Senator REYNOLDS: This government has listed new medicines for melanoma, cancer and cystic fibrosis, and a cure for hepatitis C. Many of these medicines would have cost people tens of thousands of dollars and would only have been available to the most well off, but we have been able to list them so that they only cost around $38, or just over $6 for a concessional script. This government is spending more on health in real terms than ever before. No matter how much those opposite keep bringing out and peddling this big fat lie, it is simply not true. Given all of the statistics, facts and figures from me and those on my side, I challenge anybody on that side to actually tell us where our numbers are incorrect. We have not been spending more? We have not increased the PBS? We have not put more money into health, into hospitals, into GP services? If those opposite can come back and actually tell us where we are cutting Medicare or where we are cutting spending in real terms, in total terms, let them come back and challenge any of the figures we have provided. They have not so far in this debate because they simply cannot.

In relation to the Medicare payments system, which has been the subject of so much discussion and so much misinformation by those opposite, the government is looking at ways to take the health and aged-care payment system into the 21st century, making it better for both patients and clinicians. That is not scrapping Medicare; that is bringing it into the 21st century so we do not waste money on old, outdated systems which do not serve patients or the doctors. It is bringing it into the 21st century and saving taxpayer money so more money is available to put into the forefront of health services.
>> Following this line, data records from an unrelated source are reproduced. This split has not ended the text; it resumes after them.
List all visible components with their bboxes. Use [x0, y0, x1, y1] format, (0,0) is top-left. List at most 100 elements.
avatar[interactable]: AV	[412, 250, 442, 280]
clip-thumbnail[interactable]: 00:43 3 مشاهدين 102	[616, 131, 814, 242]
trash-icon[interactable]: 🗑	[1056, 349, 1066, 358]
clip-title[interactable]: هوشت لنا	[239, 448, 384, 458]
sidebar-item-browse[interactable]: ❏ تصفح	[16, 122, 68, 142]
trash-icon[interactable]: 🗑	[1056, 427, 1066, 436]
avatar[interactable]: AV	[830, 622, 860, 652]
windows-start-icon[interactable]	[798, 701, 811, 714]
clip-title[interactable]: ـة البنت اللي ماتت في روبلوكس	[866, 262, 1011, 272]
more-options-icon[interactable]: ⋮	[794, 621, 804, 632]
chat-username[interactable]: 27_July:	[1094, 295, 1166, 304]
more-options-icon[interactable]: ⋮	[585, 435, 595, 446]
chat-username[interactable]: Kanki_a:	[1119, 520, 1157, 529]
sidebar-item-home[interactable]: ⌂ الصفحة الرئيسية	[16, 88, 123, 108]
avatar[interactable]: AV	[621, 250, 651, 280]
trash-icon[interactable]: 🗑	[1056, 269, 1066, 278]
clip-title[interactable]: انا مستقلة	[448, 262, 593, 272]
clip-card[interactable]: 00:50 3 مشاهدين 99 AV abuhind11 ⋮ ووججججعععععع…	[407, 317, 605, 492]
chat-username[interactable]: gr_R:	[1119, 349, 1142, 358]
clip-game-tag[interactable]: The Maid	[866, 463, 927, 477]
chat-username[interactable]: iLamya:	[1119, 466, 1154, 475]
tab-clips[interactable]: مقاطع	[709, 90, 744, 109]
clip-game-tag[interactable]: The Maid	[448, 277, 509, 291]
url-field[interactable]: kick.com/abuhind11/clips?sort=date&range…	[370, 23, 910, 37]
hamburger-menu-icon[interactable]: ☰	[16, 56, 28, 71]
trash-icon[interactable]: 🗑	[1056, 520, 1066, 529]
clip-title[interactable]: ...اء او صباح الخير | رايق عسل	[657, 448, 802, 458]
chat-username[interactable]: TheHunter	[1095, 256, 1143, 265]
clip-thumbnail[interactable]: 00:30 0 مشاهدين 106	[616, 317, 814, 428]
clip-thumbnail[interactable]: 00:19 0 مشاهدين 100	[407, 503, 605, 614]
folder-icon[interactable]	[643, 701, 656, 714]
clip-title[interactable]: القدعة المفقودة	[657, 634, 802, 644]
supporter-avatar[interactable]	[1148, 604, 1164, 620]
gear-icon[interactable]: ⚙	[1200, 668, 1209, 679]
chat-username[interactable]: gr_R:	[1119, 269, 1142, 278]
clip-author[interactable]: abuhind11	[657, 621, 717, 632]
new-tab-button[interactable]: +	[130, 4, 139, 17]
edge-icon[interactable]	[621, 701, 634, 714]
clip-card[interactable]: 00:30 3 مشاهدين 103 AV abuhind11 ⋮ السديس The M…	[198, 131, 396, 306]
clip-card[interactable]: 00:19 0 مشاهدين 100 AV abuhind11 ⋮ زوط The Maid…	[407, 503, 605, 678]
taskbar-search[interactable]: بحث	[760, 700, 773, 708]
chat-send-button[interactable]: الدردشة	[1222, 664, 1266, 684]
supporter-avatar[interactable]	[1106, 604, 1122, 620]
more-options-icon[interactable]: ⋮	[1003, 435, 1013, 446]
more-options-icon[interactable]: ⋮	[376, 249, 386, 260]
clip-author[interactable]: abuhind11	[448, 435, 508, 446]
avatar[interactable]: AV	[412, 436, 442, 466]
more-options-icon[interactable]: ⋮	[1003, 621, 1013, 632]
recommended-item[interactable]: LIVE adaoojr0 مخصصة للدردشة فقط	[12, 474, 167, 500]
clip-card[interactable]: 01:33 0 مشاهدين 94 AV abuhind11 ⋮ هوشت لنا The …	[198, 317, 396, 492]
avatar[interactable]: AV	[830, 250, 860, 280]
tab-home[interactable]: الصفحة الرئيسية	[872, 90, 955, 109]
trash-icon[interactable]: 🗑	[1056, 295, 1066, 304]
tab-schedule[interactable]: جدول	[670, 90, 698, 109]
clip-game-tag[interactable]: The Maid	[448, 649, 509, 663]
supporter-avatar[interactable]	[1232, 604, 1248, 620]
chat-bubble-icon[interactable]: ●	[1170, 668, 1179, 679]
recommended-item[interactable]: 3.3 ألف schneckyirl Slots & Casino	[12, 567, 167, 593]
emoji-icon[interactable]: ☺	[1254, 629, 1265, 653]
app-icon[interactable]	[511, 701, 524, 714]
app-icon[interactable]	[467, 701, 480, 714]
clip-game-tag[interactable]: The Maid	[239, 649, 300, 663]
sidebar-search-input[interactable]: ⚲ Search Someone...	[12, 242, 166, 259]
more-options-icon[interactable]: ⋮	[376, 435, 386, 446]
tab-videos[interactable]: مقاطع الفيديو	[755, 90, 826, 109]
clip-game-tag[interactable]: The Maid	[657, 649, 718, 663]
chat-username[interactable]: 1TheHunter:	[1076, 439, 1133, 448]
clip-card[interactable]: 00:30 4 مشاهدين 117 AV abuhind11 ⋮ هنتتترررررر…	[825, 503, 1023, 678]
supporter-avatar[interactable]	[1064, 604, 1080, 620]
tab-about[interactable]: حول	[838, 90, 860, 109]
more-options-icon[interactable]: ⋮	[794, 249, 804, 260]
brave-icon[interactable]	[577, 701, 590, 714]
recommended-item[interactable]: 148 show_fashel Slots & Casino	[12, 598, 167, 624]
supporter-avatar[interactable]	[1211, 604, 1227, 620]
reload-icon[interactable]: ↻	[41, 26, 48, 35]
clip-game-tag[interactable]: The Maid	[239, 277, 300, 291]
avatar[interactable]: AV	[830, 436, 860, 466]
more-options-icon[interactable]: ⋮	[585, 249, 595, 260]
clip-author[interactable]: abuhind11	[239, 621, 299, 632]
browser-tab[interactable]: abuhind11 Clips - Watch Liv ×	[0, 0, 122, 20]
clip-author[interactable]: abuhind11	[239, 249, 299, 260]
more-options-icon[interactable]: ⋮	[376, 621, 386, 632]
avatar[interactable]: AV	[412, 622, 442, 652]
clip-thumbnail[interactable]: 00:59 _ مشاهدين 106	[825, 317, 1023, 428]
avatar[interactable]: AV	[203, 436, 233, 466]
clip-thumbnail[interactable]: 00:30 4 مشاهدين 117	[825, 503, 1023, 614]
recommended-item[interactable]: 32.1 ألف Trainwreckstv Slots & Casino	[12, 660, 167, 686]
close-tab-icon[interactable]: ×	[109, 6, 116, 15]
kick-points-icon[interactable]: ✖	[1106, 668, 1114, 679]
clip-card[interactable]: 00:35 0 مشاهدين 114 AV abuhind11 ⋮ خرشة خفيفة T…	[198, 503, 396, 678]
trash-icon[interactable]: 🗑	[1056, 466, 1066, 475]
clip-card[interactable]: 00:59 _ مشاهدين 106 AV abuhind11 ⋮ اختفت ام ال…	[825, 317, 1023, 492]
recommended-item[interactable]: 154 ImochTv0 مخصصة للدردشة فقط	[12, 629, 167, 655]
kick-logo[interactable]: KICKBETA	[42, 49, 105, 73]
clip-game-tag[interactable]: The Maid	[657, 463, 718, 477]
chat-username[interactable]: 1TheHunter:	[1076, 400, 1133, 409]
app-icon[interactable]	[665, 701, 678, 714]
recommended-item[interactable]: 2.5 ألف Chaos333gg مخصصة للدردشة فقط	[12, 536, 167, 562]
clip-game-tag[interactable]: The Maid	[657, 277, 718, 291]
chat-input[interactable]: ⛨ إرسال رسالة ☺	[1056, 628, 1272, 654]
In conclusion, the Prime Minister and all on this side have stated time after time that every single aspect of Medicare which is currently operated by government, including the process of Medicare rebates, will continue to be operated by government. Medicare is and always will be a core government service. I think those opposite should hang their heads in shame at resorting to scaring the Australian public that somehow this side of the chamber will be getting rid of Medicare. You should be ashamed of scaring the most vulnerable in our society, because they were scared, and there is no excuse for doing that. I think Australians everywhere deserve much better than that.